Vendredi, Donald Trump a déclaré un renforcement des sanctions à l'encontre de Cuba, coïncidant avec les célébrations du 1er-Mai, où un défilé a eu lieu pour "défendre la patrie" et dénoncer les menaces d'agression militaire venant des États-Unis.
Selon Trump, l'île, située à seulement 150 km des côtes de Floride, continue de représenter une "menace extraordinaire" pour la sécurité des États-Unis. Ces sanctions, détaillées dans un décret présidentiel, visent à augmenter la pression sur La Havane, déjà en proie à une grave crise économique, en s'attaquant notamment aux banques étrangères collaborant avec le gouvernement cubain.
Le décret impose des sanctions à quiconque est impliqué dans les secteurs de l'énergie, des mines et d'autres industries à Cuba, ainsi qu'à ceux reconnus coupables de "violations des droits humains". En plus de l'embargo américain instauré en 1962, un blocus pétrolier a été mis en place depuis janvier, limitant l'arrivée de navires pétroliers, avec seulement un pétrolier russe autorisé jusqu'à présent.

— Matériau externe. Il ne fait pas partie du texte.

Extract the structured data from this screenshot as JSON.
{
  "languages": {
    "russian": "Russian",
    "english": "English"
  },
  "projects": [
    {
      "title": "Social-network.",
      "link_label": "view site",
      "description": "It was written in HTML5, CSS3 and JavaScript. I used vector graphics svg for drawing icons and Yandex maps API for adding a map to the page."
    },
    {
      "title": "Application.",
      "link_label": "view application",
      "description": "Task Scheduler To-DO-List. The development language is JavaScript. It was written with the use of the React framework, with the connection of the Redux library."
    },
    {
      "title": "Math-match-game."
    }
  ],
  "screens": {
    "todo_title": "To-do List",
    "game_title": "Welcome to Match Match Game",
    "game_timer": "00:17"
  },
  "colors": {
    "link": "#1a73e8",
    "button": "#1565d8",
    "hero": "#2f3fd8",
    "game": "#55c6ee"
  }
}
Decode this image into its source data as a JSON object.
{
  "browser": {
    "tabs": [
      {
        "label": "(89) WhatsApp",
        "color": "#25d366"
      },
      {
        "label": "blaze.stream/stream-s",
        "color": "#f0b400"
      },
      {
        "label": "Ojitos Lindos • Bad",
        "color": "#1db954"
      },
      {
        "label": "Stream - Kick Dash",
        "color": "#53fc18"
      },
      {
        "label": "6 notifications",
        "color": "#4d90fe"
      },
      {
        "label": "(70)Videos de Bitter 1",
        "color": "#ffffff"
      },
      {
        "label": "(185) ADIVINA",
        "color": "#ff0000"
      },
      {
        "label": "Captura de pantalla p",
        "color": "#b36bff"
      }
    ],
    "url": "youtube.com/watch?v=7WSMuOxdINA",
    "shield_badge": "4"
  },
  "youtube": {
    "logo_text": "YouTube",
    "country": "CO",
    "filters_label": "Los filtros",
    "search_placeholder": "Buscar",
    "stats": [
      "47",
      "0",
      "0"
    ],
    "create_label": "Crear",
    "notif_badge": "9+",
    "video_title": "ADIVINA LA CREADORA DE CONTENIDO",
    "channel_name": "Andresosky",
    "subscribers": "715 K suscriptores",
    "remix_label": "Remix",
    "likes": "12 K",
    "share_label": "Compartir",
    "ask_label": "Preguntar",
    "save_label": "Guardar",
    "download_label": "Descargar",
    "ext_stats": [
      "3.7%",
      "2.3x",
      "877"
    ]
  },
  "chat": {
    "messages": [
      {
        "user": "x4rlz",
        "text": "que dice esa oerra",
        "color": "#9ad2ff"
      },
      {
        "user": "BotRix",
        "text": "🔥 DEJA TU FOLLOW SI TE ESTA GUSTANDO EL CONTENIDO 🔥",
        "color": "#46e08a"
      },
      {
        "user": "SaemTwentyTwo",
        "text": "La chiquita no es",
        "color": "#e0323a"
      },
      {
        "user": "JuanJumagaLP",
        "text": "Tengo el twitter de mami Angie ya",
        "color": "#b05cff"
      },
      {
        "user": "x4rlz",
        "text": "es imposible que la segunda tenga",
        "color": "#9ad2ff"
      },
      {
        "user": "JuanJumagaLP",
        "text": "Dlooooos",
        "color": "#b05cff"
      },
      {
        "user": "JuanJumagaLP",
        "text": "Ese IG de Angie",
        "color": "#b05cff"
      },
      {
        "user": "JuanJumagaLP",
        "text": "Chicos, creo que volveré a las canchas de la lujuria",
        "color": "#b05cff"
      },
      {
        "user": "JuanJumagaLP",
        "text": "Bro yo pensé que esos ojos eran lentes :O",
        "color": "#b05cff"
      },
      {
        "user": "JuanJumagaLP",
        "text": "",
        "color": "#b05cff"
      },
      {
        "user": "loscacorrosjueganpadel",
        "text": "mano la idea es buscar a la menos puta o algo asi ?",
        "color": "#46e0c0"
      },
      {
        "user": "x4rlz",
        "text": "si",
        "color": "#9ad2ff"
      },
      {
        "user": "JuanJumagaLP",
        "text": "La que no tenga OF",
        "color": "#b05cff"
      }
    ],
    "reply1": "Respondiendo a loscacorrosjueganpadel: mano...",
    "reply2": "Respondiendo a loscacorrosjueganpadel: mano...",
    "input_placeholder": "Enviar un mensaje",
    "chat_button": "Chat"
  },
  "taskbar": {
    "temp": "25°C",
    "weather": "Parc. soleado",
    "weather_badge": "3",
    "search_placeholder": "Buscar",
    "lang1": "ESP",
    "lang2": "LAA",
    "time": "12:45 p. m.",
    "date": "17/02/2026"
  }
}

Cette annonce de sanctions tombe au moment où les Cubains se rassemblent pour la fête du travail à La Havane, en présence de figures importantes comme Raul Castro et le président Miguel Diaz-Canel. Ce dernier a appelé, sur le réseau X, le peuple à se mobiliser contre les "menaces impérialistes" des États-Unis.
Le mot d'ordre du défilé, "la patrie, on la défend", a attiré des employés d'entreprises d'État et des membres du Parti communiste cubain (PCC) sur une esplanade nommée "tribune anti-impérialiste", face à l'ambassade américaine. Les autorités ont revendiqué plusieurs centaines de milliers de participants à cet événement.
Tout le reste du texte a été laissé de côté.